Es tan difícil encontrar gente que a veces tengo que mirar a otro lado para que parezca que no me entero de lo que hacen mal. Yo les digo que toda la uva que no esté perfecta que la tiren, que más vale poco bueno que mucho malo, pero no siempre me hacen caso. Tengo que ir hablando con unos y con otros para que hagan lo que les digo, pero sin enfadarme que se me marchan

Cepas que en algunos casos tienen casi 300 años, cepas que se retuercen en el tiempo, que se han quedado casi huecas, que se mantienen por ese halo invisible que notas nada más bajar del coche y pisar la tierra.

Cepas de Albariño y Caiño, casi a partes iguales, demostrando que esta uva forma tanta parte de la historia de la zona como la variedad blanca, que ahora casi monopoliza el cultivo.

Lola tiene tanta fe en sus uvas que durante años ha guardado botellas de los vinos que elaboraba en casa, tanto del Albariño como del Caiño.

Hemos probado estas dos variedades elaboradas de forma artesanal hace más de 30 años. Lola sabe la edad porque se elaboraron en la bodega vieja y la nueva tiene ya 30 años.

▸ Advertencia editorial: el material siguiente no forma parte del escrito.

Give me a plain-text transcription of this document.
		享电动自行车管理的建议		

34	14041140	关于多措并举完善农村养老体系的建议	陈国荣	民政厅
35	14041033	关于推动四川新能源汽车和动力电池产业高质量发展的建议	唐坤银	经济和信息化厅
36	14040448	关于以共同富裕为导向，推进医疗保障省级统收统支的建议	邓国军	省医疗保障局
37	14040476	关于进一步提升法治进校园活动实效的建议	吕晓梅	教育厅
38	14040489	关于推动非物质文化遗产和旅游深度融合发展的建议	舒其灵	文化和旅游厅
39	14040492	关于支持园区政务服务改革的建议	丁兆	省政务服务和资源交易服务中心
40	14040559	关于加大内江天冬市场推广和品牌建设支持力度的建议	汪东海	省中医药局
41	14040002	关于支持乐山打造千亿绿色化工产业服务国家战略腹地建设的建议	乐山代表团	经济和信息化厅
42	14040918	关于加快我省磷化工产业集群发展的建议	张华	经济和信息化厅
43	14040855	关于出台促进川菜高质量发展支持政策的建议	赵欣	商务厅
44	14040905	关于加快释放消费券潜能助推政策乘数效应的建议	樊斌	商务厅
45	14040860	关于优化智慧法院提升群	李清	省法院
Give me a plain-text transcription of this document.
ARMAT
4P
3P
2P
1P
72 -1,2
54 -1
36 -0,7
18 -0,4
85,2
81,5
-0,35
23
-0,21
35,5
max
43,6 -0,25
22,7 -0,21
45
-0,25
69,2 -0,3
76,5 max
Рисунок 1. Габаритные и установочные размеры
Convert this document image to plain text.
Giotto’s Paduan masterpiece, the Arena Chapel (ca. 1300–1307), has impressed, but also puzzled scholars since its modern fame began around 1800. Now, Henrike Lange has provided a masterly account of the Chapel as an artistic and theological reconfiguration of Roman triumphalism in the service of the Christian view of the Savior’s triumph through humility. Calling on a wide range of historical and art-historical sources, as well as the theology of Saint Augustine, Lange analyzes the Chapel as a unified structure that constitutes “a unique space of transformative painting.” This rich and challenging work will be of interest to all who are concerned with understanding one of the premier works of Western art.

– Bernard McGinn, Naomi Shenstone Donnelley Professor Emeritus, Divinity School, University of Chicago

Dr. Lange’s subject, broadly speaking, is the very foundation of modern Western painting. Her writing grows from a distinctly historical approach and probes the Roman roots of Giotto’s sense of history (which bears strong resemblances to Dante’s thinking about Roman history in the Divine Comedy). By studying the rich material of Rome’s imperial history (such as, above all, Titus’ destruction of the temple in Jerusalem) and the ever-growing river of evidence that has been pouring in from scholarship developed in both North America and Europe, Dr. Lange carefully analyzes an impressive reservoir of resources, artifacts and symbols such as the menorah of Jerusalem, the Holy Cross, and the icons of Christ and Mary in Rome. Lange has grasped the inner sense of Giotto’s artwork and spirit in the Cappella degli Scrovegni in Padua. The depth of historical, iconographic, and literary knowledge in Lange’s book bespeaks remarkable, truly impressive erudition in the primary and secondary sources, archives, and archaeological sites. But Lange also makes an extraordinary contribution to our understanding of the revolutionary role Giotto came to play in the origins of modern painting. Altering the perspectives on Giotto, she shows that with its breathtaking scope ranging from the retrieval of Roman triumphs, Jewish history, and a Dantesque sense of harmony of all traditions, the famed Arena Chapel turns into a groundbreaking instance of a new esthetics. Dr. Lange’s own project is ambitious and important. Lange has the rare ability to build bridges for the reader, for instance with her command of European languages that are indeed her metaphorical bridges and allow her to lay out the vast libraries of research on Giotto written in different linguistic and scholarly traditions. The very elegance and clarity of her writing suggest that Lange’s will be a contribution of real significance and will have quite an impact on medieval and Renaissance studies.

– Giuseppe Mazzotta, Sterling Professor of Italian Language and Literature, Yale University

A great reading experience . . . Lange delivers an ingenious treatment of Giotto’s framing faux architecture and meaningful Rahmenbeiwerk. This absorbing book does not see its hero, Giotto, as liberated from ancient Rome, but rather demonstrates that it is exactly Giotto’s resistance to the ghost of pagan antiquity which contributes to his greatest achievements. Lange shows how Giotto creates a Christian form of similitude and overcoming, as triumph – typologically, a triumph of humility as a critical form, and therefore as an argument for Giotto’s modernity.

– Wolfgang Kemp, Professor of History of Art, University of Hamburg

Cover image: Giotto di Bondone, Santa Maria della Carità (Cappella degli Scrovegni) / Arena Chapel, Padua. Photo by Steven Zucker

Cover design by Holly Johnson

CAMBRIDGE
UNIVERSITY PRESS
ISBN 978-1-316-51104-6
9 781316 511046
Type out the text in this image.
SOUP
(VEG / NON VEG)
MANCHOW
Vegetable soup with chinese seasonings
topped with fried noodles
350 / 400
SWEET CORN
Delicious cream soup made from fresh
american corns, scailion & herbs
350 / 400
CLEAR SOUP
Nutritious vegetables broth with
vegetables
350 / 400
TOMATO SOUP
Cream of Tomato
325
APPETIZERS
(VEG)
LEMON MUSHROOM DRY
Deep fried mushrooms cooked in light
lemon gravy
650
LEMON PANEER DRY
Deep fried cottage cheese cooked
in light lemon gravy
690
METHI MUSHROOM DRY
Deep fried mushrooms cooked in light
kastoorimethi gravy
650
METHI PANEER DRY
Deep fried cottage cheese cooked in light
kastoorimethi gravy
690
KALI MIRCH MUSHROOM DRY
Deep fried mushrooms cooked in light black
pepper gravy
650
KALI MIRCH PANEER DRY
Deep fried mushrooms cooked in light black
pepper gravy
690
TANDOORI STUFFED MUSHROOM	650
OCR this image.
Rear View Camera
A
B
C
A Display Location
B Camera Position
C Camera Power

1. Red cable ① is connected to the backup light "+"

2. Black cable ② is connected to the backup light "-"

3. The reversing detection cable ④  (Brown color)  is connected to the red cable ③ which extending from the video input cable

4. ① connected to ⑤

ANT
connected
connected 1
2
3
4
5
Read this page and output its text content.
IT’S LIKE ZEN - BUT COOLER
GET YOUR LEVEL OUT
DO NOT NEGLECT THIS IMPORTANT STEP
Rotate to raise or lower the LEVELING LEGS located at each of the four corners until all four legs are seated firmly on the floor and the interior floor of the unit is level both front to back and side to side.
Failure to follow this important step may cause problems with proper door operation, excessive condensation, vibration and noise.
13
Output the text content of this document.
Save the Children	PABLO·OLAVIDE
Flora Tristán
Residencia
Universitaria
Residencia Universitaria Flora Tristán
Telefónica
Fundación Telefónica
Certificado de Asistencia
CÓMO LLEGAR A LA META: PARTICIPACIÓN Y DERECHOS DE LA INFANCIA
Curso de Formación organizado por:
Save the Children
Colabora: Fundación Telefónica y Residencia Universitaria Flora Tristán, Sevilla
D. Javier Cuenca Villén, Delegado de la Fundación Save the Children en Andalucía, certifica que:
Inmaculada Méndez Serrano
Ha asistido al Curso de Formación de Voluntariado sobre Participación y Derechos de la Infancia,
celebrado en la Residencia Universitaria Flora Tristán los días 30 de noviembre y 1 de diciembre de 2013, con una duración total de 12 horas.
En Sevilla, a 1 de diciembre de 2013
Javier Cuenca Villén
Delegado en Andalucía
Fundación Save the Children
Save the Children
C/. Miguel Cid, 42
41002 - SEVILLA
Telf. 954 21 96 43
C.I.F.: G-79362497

Puede que yo esté un poco loca pero siempre me ha gustado guardar botellas para ver como cambian con los años y me gusta tener botellas que hizo mi madre

Los vinos son sorprendentes. El Caiño de más de 30 años parece haber detenido el tiempo. Si me lo ponen a ciegas y me dan 100 oportunidades de decir su procedencia estoy seguro de que no hubiera acertado y, sin embargo, la marcada personalidad de la uva se nota perfectamente, pero yo nunca hubiese pensado que estos vinos fueran capaces de vivir tantos años.

El Albariño también de más de 30 años mantiene su acidez. Está todavía vivo y sorprende su complejidad tan diferente de esa linealidad que sigue la mayor parte de los nuevos albariños gallegos.

Gente como Lola te devuelve la ilusión y te hace ver que no todo está perdido en el mundo del vino español. Espero que pronto se puedan probar en el mercado los vinos de esta finca, mientras tanto hay que tener la suerte de que algún amigo los conozcA y te lleve hasta allí.